Es gehörte zu Lübens Eigentümlichkeiten, zuweilen in dieser Weise in Bewunderung auszubrechen für Einrichtungen in der Natur, die ihm sinnreich, schön oder merkwürdig erschienen, und dann fand er oft schwer ein Ende. So fuhr er auch jetzt noch eine Weile fort, ohne ein Auge dafür zu haben, dass ich ihm nicht wie sonst lauschte, weil meine grübelnden Gedanken fortwährend in anderer Richtung geschäftig waren. Endlich, als wir schon die zweite Flasche in Angriff genommen hatten, fiel ihm doch mein Aussehen und mein verändertes Wesen auf.

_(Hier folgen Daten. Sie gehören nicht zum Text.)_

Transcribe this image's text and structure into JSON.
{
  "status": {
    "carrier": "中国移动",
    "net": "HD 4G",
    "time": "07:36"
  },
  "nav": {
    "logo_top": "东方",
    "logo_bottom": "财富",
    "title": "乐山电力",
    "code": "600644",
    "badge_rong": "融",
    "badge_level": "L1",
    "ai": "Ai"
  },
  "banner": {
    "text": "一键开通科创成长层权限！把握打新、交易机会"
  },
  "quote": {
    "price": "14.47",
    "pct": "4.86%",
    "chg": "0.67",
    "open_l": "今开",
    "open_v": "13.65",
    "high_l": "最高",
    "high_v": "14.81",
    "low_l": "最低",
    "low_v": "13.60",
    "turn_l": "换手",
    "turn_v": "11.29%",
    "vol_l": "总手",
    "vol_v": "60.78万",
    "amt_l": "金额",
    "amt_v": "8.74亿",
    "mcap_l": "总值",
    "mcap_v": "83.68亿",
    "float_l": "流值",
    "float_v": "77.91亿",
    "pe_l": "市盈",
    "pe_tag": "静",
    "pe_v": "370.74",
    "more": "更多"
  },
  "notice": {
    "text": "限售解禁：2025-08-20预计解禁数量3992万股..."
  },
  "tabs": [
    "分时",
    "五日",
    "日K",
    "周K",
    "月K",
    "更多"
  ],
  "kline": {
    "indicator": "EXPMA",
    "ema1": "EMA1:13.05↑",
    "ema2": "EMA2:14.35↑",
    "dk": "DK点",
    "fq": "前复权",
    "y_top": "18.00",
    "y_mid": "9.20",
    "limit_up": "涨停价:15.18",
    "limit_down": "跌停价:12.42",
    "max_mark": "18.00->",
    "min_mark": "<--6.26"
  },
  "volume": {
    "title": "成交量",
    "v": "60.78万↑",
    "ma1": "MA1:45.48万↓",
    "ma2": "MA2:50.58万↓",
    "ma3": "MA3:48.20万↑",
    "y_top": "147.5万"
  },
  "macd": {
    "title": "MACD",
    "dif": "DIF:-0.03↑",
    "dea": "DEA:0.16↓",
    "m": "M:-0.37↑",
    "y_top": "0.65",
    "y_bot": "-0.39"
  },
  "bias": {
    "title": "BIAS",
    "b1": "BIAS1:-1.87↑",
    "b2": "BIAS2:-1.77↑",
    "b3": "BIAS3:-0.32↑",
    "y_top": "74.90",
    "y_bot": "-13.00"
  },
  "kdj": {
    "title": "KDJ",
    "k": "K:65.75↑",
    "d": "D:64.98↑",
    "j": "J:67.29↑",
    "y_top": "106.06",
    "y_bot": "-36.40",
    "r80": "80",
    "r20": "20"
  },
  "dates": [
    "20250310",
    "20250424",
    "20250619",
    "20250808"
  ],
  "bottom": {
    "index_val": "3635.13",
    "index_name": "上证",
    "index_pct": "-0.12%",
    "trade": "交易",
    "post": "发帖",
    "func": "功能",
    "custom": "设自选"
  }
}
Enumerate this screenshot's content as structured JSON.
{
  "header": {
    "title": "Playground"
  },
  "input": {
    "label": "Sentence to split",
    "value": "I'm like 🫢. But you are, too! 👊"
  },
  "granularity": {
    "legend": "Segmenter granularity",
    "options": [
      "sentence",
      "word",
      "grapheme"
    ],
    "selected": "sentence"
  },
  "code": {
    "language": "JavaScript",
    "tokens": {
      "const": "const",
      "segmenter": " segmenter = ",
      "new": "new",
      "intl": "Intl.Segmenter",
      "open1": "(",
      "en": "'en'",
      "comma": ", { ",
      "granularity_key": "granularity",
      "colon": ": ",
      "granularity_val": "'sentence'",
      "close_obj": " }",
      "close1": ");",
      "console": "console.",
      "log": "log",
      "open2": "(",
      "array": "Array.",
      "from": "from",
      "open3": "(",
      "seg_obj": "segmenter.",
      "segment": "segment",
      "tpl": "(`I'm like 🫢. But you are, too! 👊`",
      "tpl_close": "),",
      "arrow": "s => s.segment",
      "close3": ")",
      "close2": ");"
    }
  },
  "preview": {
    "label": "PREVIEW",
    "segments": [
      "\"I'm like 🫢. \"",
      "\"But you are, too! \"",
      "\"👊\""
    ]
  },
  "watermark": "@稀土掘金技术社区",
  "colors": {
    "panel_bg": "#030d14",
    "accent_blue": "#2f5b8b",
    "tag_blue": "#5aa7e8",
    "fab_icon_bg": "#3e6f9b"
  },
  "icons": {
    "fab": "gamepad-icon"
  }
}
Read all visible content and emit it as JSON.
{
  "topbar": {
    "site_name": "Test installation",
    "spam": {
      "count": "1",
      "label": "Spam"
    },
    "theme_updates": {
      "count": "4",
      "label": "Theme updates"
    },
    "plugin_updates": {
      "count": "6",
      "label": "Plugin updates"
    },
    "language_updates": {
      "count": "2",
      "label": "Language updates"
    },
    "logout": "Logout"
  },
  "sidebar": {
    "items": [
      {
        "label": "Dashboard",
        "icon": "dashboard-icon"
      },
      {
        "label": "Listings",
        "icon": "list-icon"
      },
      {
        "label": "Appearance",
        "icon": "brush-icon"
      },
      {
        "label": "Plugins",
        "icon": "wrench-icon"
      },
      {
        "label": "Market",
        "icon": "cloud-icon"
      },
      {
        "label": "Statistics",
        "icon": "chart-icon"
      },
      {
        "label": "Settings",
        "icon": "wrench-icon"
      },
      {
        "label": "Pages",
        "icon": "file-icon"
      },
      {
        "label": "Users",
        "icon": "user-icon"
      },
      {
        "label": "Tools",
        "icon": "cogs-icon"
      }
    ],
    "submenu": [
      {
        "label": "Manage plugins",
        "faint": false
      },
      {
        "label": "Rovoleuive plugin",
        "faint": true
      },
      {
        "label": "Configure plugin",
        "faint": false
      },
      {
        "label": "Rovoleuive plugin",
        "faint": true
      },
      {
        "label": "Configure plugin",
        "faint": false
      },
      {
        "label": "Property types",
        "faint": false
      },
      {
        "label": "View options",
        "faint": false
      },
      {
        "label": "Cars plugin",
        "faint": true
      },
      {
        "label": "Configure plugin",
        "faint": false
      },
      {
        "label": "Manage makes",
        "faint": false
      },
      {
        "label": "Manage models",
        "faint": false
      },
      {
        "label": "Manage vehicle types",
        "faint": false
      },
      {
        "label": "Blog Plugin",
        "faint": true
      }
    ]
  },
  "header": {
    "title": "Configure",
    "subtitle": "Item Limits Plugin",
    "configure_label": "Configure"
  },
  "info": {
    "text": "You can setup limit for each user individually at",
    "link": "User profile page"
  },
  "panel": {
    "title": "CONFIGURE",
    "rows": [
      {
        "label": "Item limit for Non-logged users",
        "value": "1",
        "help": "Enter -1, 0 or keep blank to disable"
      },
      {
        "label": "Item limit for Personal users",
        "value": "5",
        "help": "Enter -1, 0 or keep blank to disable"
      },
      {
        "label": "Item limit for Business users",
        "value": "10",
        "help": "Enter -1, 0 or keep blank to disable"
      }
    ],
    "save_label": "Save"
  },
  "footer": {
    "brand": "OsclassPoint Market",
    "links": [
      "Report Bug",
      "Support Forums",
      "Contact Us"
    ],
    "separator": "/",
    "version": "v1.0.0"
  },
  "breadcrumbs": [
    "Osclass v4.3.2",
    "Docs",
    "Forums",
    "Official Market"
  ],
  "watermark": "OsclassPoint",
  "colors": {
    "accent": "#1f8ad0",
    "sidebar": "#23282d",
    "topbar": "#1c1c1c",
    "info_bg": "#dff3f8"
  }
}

»Na, was haben Sie denn?« fragte er plötzlich. »Sie sehen ja aus, als hätten Ihnen die Jungens das Nest ausgenommen.«

»Haben sie auch,« antwortete ich, »und zwar eins, das ich mir erst bauen wollte!«

»Hoho!« sagte er, fuhr mit der Hand in seinen grauen Bart und sah eine Weile nachdenklich auf mich hin, während seine Augenlider fleissig auf und nieder gingen, und alle Eulen ringsumher gleichsam forschend auf uns herabblickten.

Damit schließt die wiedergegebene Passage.